Querías acercarnos a todo tipo de grandes personages de la literatura castellana desde la realidad de su día a día; desde lo que se sabe que podrían pensar o sentir. Más allá de lo que decían los libros de texto (no recuerdo haber abierto ninguno), más allá de lo que a menudo se ocultaba y sin dejar de lado a los grandes olvidados. Me fascinó la fiesta para los sentidos de la obra del Arcipreste de Hita; me distrageron los piques entre Quevedo y Góngora; me horrorizó la muerte de García Lorca (por ti, por no disgustarte, me ahorro los muchos insultos que se me ocurren hacia los que tienen la cabeza tan hueca y el cuerpo tan seco de alma que pretenden ahogar el sentir de los demás y para ello usan, entre otras armas, la humillación). Y, con lo que nos enseñabas, me removías, me despertabas… tanto como para que un simple poema cazado al vuelo, años y años después de tus clases, me haga volver a ti.

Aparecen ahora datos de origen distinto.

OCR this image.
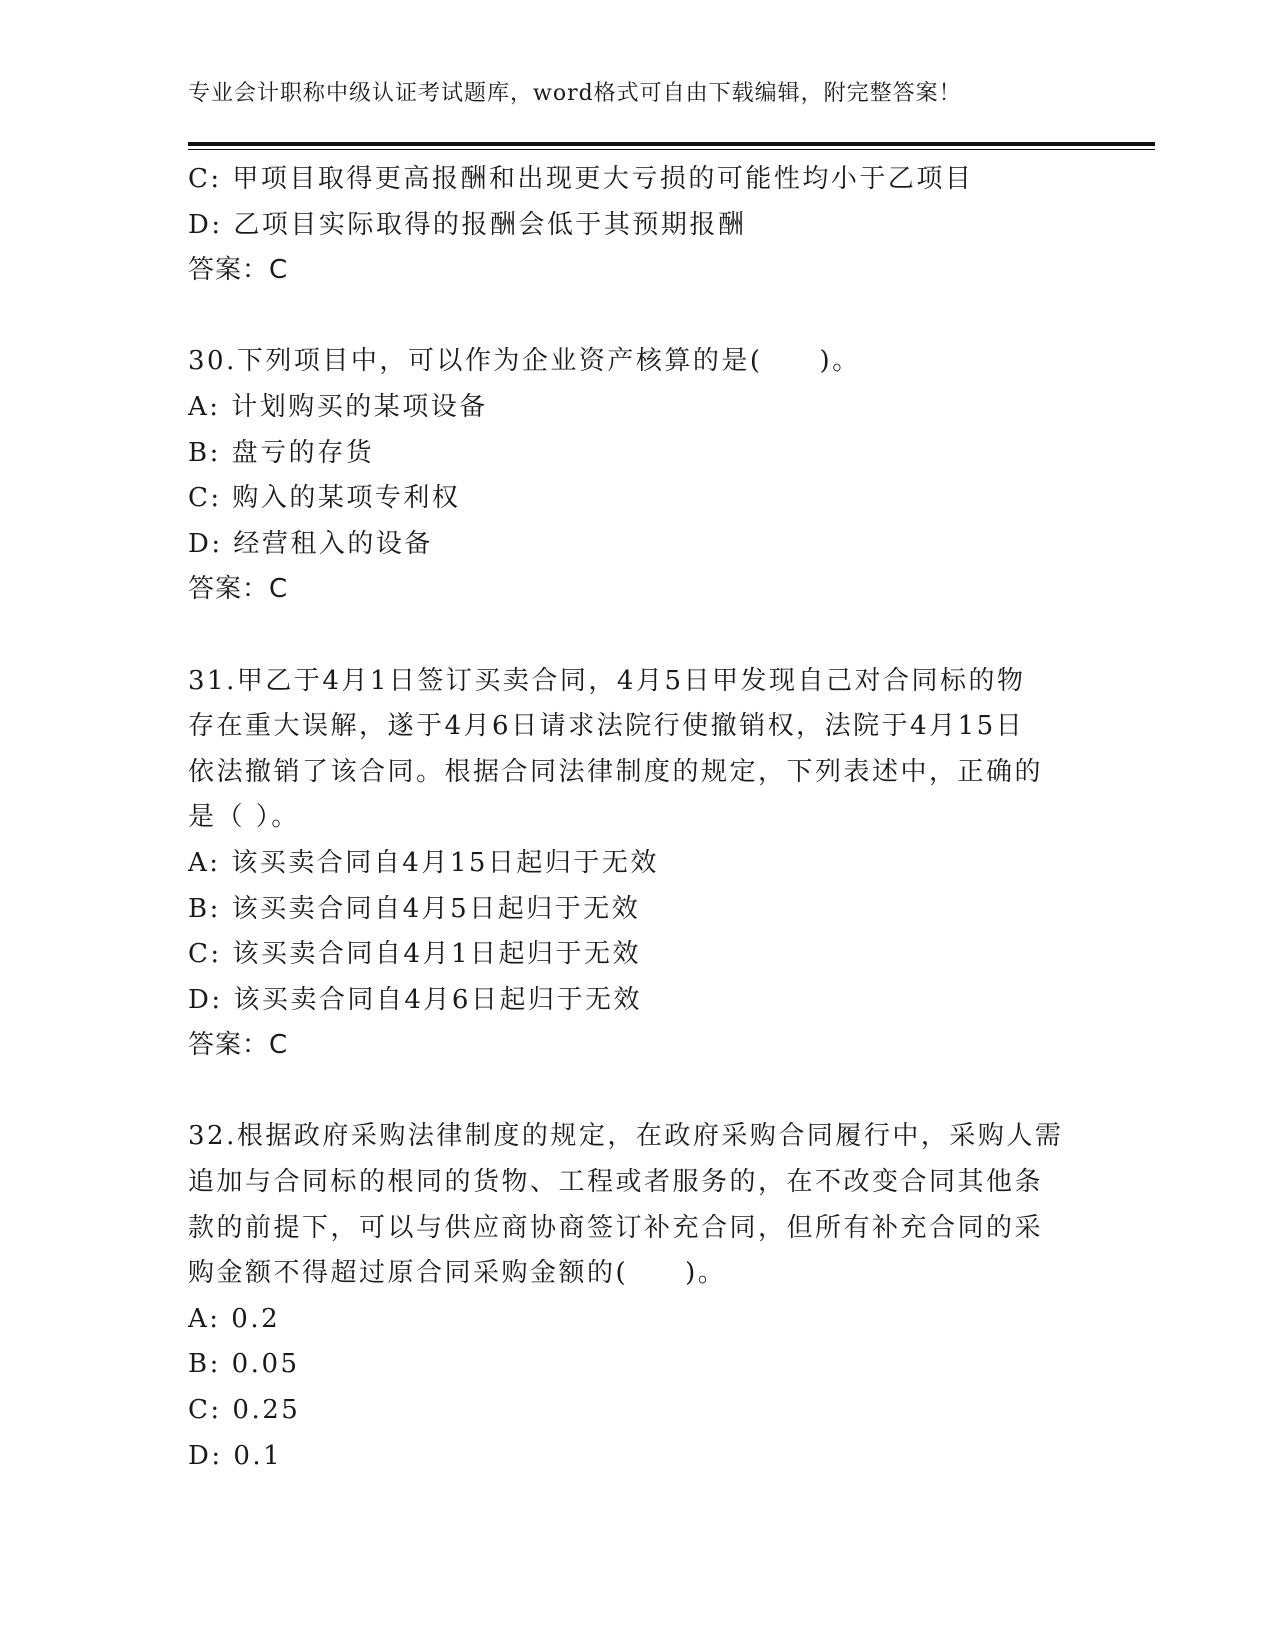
专业会计职称中级认证考试题库，word格式可自由下载编辑，附完整答案！
C: 甲项目取得更高报酬和出现更大亏损的可能性均小于乙项目
D: 乙项目实际取得的报酬会低于其预期报酬
答案：C
30.下列项目中，可以作为企业资产核算的是(　　)。
A: 计划购买的某项设备
B: 盘亏的存货
C: 购入的某项专利权
D: 经营租入的设备
答案：C
31.甲乙于4月1日签订买卖合同，4月5日甲发现自己对合同标的物
存在重大误解，遂于4月6日请求法院行使撤销权，法院于4月15日
依法撤销了该合同。根据合同法律制度的规定，下列表述中，正确的
是（ ）。
A: 该买卖合同自4月15日起归于无效
B: 该买卖合同自4月5日起归于无效
C: 该买卖合同自4月1日起归于无效
D: 该买卖合同自4月6日起归于无效
答案：C
32.根据政府采购法律制度的规定，在政府采购合同履行中，采购人需
追加与合同标的根同的货物、工程或者服务的，在不改变合同其他条
款的前提下，可以与供应商协商签订补充合同，但所有补充合同的采
购金额不得超过原合同采购金额的(　　)。
A: 0.2
B: 0.05
C: 0.25
D: 0.1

Recuerdo muy bien tu meticulosidad en el uso del lenguaje, algunos momentos en las aulas y mucho mucho de lo que me decías. También el afecto y ese creer-en-mí que me tenías sin querer disimularlo… y la seguridad en mí misma que sin saberlo me dabas. Ésa que algunas veces tu recuerdo aún aviva a pesar de los años. Ahora me gustaría preguntarte qué te pasaba por la cabeza cuando a veces me hacías leer en voz alta textos que, como los demás, te había entregado. Luego decías cosas así como «¿Te das cuenta de lo que has escrito?» o me susurrabas cuando pasaba por tu lado al salir de clase «Y que queden tus palabras en este aire aburrido y espeso». Pero es que en realidad no era yo quien escribía, sino que eras más bien tú que me lo estabas sacando. Luego llegó la adolescencia y me tropecé fuerte con algunos hoyos. Me llamabas. «Tu madre me ha contado que ha pasado esto y que tú ni te inmutas…¿qué pasa?» Y más que contarte, conversábamos. De verdad. Contigo, sí. Cómo querría contarte ahora todo lo que me pasa por la cabeza en los últimos años…aunque no creo que te sorprendiera. Antes de empezar la especialización en la que se empeña nuestra sociedad, al final de una clase preguntaste: «¿Quién ha escogido Ciencias?». Levanté la mano y cuando comprobé tu reacción; ya la estaba esperando. «¿Túúú? Es por el mar, ¿no?» Qué teñida de pronósticos estaba esa sorpresa y su automática respuesta…
Hace años que se jubiló. Seguramente hayan pasado años desde el momento en que repitió, pero esta vez en serio, eso de «Que pare el mundo que yo me bajo». Pero oír ese poema, aunque haya sido en boca de otro, me ha vuelto a traer el pensamiento de ella envuelto en piel de gallina.